Примечание
Ноябрь
Чонхо застёгивает не по сезону тонкую кожанку. Да, ноябрь выдался на редкость тёплым, да и из-под кожанки у него выглядывает свитер. Но чем ближе к вечеру, тем холоднее становится на улице, а свитер у Чонхо в мелкую дырку и Юно готов спорить, что под ним ничего нет (под кожанкой да на расстоянии он выглядит пушистым и тёплым, но хрен согревает).
Фатализм? (или как по другому это назвать) Чонхо, если честно, восхищает. Нет бы подождать если не в кафе, так хоть в магазине каком. Обязательно надо торчать на продуваемой всеми ветрами остановке и замерзать. А то недостаточно сильная драма получается.
Насколько Юно помнил, Чонхо должна была обломиться свиданка – объяснение находят и дизайнерский свитер с вырезом, и джинсы по последнему писку моды (дрожащей, зубом на зуб не попадающей), и ботинки пижонские, и кожанка, мать её – конечно Чонхо должна была обломиться свиданка. И судя по тому, что компанию на вечер продрогшему Чонхо будет составлять не симпатичная девочка с его потока, а Юно, свиданка действительно обломалась. Самым неблагопрятным образом. Для кого и как посмотреть, конечно, но судя по Чонхо – самым неблагоприятным.
– Давно ждёшь?
– Нет, – улыбается Чонхо. А руки у него ледяные.
Юно с вздохом натягивает на него свою шапку под вяленькое сопротивление – кому сейчас сдался твой образ, дурень – хён он тут или где? От перчаток было бы больше толку, но лыжные Юно сейчас всё же не актуальны и лежат дома, а других у него не водится. У Чонхо можно даже не спрашивать – у этого покусанного Хонджуном дитя точно есть, много и разных, но точно не с собой, не по стилю же.
Чонхо смотрит на Юно недовольно, но шапку стянуть не пытается – только поднимает её с бровей и подворачивает сзади (где-то лопается от гордости один Хонджун).
– Хён, давай нажрёмся? – Чонхо улыбается грустно.
Девочка эта Чонхо, кажется, нравится, вспоминает Юно. Очень нравится – вплоть до «боже, она идёт, я нормально выгляжу, аааааааа» и прочей подобной сопливой фигни.
– Сначала рамён, – предупреждает Юно, – и кимчи.
– Кимчи обязательно.
Конечно, Чонхо нихрена не жрет.
Конечно, он быстро ужирается в сопли.
Радует, что более-менее передвигать ногами он всё же в состоянии и из такси в свою квартиру Юно его доставляет без проблем.
Проблемы начинаются, когда Чонхо после очередного какого хрена ты дёргаешься, стой , блять, смирно вдруг качается вперед.
И возможно, Юно тоже ужрат, и немало, потому что находит язык Чонхо у себя во рту, а свои руки под его свитером. И да, под ним ничего нет.
Ни-че-го-шень-ки.
Это очень, очень, очень плохая идея.
Но.
Юно ведёт рукой по пояснице вниз – чувствует, как от его прикосновений разбегаются мурашки, как Чонхо потряхивает – под ремень джинс, сжимает ягодицу поверх трусов. Чонхо прогибается в спине, стонет. И ещё раз, когда притирается к Юно.

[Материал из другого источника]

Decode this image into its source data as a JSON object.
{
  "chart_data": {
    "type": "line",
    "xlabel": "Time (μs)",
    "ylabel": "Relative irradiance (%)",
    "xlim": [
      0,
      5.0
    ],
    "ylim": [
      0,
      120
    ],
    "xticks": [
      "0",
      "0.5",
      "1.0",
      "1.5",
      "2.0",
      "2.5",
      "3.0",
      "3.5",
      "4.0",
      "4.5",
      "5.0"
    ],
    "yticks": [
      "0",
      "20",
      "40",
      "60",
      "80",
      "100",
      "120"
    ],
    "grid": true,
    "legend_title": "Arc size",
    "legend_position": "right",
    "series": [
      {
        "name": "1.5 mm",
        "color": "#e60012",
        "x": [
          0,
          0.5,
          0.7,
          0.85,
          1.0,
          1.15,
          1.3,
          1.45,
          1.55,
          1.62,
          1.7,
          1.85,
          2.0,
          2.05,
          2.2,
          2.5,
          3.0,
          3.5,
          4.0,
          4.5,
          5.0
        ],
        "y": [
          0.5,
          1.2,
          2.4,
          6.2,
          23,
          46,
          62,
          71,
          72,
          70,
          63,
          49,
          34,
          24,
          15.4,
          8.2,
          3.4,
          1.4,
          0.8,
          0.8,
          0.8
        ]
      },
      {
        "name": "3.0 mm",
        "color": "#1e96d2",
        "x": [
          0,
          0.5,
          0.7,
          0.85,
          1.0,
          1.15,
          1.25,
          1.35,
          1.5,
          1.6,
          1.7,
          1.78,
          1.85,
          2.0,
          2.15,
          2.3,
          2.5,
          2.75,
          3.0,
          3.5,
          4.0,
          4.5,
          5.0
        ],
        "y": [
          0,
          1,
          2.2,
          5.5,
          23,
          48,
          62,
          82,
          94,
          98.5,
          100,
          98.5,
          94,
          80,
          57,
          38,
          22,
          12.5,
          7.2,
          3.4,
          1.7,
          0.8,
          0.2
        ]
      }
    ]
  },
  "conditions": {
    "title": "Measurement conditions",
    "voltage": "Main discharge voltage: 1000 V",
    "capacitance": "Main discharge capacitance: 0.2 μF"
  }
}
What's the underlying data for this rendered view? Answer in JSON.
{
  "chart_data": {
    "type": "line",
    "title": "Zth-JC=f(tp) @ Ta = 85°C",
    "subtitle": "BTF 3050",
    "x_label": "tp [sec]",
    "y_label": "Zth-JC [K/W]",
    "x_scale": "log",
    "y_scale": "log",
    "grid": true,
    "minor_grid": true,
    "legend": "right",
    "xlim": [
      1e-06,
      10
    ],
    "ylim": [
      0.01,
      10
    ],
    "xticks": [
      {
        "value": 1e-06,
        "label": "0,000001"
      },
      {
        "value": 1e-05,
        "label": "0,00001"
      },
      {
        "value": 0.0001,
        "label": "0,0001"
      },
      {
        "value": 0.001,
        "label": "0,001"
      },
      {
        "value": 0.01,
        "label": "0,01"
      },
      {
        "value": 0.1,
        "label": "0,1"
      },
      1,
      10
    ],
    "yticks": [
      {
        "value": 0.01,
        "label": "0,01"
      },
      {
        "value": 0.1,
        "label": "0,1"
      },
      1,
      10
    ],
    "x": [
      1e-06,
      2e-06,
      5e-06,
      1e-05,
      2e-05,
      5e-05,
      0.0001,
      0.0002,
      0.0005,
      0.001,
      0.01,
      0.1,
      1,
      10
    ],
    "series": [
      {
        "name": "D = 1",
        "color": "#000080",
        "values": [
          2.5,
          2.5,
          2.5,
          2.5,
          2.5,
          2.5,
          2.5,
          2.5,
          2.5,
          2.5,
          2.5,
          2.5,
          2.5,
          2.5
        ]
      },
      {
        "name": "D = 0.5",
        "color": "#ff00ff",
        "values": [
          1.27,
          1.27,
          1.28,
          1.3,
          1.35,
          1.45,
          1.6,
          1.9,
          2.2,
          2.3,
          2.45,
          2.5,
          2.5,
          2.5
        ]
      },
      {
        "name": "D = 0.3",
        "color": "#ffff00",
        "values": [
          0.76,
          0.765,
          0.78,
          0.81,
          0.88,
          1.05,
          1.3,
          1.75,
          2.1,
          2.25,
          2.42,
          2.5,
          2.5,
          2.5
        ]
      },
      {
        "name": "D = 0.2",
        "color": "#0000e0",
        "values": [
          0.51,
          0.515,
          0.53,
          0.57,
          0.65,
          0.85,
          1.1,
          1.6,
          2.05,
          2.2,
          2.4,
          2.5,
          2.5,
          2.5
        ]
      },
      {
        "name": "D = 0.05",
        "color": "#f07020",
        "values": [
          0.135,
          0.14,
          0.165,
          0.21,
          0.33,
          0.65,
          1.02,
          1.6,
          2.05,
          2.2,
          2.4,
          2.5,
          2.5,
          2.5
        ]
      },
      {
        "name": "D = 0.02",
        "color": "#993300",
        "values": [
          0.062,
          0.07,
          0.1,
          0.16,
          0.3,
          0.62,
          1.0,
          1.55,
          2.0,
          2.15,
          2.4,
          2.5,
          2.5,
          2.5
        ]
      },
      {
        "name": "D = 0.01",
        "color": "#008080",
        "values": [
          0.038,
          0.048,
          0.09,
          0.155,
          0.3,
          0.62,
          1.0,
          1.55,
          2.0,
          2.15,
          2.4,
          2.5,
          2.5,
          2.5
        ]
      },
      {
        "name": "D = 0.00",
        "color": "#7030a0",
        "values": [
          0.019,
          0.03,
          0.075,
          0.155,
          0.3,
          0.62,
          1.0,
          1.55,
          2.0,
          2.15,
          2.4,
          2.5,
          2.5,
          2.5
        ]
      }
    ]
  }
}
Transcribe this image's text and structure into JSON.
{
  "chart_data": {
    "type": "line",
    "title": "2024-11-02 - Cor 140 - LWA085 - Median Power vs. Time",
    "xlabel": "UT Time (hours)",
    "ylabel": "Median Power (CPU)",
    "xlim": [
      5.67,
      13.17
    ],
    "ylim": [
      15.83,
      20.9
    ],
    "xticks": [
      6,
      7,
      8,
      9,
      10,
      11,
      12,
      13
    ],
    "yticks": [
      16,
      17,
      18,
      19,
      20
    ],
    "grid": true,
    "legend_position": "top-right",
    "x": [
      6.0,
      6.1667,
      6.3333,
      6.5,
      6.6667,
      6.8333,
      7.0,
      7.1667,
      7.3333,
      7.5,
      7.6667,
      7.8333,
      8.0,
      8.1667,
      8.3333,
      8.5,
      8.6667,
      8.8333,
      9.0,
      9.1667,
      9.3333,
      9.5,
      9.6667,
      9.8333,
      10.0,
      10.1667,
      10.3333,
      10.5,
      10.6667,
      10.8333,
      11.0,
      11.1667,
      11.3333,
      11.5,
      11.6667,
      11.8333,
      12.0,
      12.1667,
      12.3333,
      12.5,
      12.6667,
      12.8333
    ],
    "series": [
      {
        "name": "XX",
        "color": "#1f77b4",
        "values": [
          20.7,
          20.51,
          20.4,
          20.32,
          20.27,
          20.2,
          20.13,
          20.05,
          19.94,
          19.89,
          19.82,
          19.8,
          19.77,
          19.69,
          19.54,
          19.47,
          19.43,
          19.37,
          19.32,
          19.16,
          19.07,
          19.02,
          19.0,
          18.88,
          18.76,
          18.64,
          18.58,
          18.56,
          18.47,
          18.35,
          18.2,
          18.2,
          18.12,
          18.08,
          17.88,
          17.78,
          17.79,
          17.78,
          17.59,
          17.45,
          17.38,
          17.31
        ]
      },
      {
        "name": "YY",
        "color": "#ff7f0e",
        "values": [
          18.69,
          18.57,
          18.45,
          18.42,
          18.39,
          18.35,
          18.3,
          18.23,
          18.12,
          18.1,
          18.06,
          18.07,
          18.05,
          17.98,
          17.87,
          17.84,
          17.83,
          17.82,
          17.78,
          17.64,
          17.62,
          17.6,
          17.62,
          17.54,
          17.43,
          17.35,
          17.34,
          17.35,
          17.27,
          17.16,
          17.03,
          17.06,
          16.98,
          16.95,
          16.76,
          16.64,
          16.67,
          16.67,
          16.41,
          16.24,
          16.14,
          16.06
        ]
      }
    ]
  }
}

Всё ещё очень, очень, очень плохая идея.
Ужасная.
Юно вклинивает колено промеж ног Чонхо, притягивает его к себе ближе. Чонхо стонет неожиданно виктимно, проезжаясь стояком по его бедру, снова лезет целоваться, дёргает заправленную в джинсы майку Юно вверх.
Они чудом не цепляют ничего по пути в спальню.
Юно стягивает с Чонхо чертов свитер, толкает на кровать, седлает бёдра. Чонхо запускает руки в задние карманы его джинс, тянет ближе к себе. Юно целует его громко, прикусывает губу, оттягивает. В глаза смотрит – тёмные, бездонные – тянется стащить свою кенгуруху сразу с майкой.
И замирает, по локти оставшись в рукавах.
Чонхо спит. Со стояком, держась за бедро Юно, абсолютно точно спит.
– Эй, – зовёт Юно на пробу, но Чонхо никак не реагирует.
Очень хочется рассмеяться.
Юно высвобождает руки, швыряет кенгуруху куда-то на пол, перекатывается с Чонхо в сторону. Закрывает глаза, накрывает их руками для пущего эффекта, дышит на счет (никогда не успокаивает).
Итак, что они имеют?
Два пьяных возбуждённых друга, один в отрубе, второй осознаёт, что чуть было не совершил. Икс равно пиздец и слава богу что, кажется, пронесло.
Хорошо бы Чонхо поутру ничего не вспомнил.